Federal Bank Regulators Exempt Brexit-Related Legacy Swap Transfers from Prudential Margin Rules | Practical Law

Federal Bank Regulators Exempt Brexit-Related Legacy Swap Transfers from Prudential Margin Rules | Practical Law

US prudential bank regulators adopted and requested public comment on an interim final rule (IFR) allowing qualified swaps to be transferred from UK entities to European Union (EU) or US affiliates in response to the possibility of a no-deal Brexit without triggering applicable margin requirements for uncleared swaps.

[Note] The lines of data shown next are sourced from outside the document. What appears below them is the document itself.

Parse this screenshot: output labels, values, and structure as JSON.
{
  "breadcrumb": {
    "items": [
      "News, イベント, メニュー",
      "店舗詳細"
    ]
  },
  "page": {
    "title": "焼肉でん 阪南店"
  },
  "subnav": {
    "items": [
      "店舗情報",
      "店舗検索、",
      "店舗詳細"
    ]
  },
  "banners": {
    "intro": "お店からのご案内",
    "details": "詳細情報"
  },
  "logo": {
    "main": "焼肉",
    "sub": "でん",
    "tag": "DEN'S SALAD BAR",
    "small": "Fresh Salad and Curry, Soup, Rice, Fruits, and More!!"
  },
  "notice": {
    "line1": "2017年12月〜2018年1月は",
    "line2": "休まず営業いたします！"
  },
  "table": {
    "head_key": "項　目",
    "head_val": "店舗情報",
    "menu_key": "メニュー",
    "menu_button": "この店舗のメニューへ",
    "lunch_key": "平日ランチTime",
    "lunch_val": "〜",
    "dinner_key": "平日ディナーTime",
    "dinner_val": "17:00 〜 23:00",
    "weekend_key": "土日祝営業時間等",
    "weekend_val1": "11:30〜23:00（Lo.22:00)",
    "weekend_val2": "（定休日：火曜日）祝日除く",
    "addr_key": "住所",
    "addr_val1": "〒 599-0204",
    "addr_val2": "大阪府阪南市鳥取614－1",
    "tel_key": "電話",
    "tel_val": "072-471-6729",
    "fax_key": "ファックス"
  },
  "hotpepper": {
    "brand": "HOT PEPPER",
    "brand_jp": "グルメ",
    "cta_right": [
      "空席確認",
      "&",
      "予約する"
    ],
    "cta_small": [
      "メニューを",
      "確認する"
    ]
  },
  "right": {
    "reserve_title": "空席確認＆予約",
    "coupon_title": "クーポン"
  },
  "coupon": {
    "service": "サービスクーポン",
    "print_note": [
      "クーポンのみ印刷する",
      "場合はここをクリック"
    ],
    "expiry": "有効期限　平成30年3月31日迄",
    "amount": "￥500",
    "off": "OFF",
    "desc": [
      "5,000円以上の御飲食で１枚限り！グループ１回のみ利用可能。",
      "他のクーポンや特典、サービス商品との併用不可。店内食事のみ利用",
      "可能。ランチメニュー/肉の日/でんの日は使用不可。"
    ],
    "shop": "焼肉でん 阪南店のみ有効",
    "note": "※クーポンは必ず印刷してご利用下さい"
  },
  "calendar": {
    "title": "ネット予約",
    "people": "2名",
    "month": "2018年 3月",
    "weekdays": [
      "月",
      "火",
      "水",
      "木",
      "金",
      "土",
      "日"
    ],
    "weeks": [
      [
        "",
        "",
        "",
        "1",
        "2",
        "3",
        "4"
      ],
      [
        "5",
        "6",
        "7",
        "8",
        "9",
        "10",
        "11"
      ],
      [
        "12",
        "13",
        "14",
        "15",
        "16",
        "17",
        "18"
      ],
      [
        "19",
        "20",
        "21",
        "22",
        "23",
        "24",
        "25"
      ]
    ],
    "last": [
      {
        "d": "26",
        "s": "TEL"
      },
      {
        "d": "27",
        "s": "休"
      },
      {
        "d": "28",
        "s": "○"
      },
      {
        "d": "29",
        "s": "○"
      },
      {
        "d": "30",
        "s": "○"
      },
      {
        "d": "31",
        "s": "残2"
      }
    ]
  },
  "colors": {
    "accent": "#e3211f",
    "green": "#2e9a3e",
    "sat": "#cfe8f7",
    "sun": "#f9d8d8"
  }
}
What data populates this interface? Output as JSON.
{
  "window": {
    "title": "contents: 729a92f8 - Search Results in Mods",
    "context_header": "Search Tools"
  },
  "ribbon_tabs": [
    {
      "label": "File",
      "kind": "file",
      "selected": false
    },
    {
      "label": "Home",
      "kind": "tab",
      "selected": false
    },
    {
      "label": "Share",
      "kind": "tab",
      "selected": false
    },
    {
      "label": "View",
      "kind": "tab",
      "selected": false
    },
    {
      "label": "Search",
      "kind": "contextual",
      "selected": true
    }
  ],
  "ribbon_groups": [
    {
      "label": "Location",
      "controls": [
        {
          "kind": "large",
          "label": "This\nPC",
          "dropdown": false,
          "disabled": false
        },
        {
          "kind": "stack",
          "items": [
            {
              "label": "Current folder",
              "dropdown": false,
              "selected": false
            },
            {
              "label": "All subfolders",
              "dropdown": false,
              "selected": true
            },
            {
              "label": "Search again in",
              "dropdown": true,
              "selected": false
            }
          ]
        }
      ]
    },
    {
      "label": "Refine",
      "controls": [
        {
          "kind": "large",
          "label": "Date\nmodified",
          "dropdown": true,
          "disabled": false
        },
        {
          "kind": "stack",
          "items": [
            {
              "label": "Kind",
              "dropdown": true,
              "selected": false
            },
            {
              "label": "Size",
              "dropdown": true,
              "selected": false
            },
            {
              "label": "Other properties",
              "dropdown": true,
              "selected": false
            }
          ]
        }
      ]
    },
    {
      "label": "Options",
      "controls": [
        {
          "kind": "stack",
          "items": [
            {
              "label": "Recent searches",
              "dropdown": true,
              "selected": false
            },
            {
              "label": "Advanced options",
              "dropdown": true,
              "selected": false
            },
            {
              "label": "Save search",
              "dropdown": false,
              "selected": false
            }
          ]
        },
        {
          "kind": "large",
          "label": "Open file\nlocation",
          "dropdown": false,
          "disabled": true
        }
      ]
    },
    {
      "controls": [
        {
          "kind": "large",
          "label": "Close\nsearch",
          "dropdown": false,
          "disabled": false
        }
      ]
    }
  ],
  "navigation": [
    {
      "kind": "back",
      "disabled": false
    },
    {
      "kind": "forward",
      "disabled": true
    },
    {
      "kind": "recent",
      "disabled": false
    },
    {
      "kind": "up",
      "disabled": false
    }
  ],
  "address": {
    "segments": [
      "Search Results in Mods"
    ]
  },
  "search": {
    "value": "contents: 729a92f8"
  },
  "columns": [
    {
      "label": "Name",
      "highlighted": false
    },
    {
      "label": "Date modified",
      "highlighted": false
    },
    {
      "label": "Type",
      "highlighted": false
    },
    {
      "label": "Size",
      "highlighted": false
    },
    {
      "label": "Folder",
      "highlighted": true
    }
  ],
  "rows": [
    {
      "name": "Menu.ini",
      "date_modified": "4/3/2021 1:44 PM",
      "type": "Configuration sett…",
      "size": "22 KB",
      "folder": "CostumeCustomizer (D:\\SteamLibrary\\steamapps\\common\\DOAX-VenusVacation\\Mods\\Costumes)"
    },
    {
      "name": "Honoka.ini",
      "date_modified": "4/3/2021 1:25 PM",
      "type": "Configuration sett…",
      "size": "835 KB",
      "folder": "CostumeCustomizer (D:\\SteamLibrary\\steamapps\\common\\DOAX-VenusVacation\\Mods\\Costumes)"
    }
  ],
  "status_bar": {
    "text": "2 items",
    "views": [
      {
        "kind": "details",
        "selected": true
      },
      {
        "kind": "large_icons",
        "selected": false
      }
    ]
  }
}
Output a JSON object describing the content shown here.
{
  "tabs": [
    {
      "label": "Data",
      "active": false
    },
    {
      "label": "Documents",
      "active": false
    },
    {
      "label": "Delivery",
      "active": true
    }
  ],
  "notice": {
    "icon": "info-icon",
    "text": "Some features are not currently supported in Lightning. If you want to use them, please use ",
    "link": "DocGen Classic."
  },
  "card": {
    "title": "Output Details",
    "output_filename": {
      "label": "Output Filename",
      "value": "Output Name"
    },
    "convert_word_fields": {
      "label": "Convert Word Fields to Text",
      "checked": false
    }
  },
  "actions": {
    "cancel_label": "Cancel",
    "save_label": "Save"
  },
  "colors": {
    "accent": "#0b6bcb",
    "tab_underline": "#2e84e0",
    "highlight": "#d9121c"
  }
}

Federal Bank Regulators Exempt Brexit-Related Legacy Swap Transfers from Prudential Margin Rules

by Practical Law Finance
Published on 20 Mar 2019USA (National/Federal)
US prudential bank regulators adopted and requested public comment on an interim final rule (IFR) allowing qualified swaps to be transferred from UK entities to European Union (EU) or US affiliates in response to the possibility of a no-deal Brexit without triggering applicable margin requirements for uncleared swaps.
On March 15, 2019, five US prudential bank regulators (collectively, the agencies) adopted and requested public comment on an interim final rule (IFR) allowing qualified swaps to be transferred from UK entities to European Union (EU) or US affiliates in response to the possibility of the UK's non-negotiated withdrawal from the EU, known as a no-deal Brexit, without triggering prudential margin requirements for uncleared swaps (prudential margin rules).
The agencies are the Federal Reserve Board (FRB), Office of the Comptroller of the Currency (OCC), Federal Deposit Insurance Corporation (FDIC), Farm Credit Administration, and Federal Housing Finance Agency.
In the event of a no-deal Brexit, UK-based financial service firms that are swap dealers (SDs) and security-based swap dealers (SBSDs) subject to the prudential rules that engage in swap dealing activities that are subject to the prudential margin rules will not be authorized to provide full-scope financial services to swap counterparties in the EU. As a result, they may not be able to perform certain operations in relation to their legacy swaps with EU clients, and may therefore attempt to transfer their swaps to an appropriately authorized EU or US affiliate.
Similarly, financial entities may either face UK counterparties that request to transfer their swaps to an affiliate or other related establishment, or choose to engage in various reorganizations or consolidations of their swaps.
Though the prudential margin rules generally do not apply to legacy swaps, a legacy swap that is amended or novated on or after the applicable compliance date becomes subject to the prudential margin rules. Because such Brexit-related swap transfers would require an amendment of the transferred swaps, and absent the IFR, amended legacy swaps would lose their legacy status and could become a covered swap subject to initial margin (IM) and variation margin (VM) requirements under the prudential margin rules (see Practice Note, The Dodd-Frank Act: Margin Collection and Exchange Rules for Uncleared Swaps: Final Prudential Margin Rules).
The IFR allows qualified swap transfers to occur in this context without triggering the application of the prudential margin rules to legacy swaps entered into before the compliance dates for the prudential margin rules, which are being phased in under a compliance schedule that began in September 2016 and will be completed in September 2020 (see Practice Note, The New ISDA® Credit Support Annexes and Global Margin Compliance for Uncleared Swaps).
The IFR provides that in the event of a no-deal Brexit, a legacy swap may be transferred and amended without revising the swap date as long as the transfer:
  • Was made to an affiliate, branch, or other authorized form of establishment located in any EU member state or the US;
  • Was made either in response to, or in planning for, a no-deal Brexit; and
  • Does not modify either the payment amount calculation methods, the maturity date, or the notional amount of the swap.
The IFR is consistent with analogous Brexit relief provided by the CFTC from corollary CFTC margin rules for uncleared swaps (see Legal Update, CFTC Exempts Brexit-Related Legacy Swap Transfers from CFTC Margin Rules).
The IFR became effective on March 19, 2019 and permits transfers for a period of one year after a UK withdrawal. The one-year period commences at the point at which the law of the EU ceases to apply in the UK without a withdrawal agreement. Public comment will be accepted until April 19, 2019.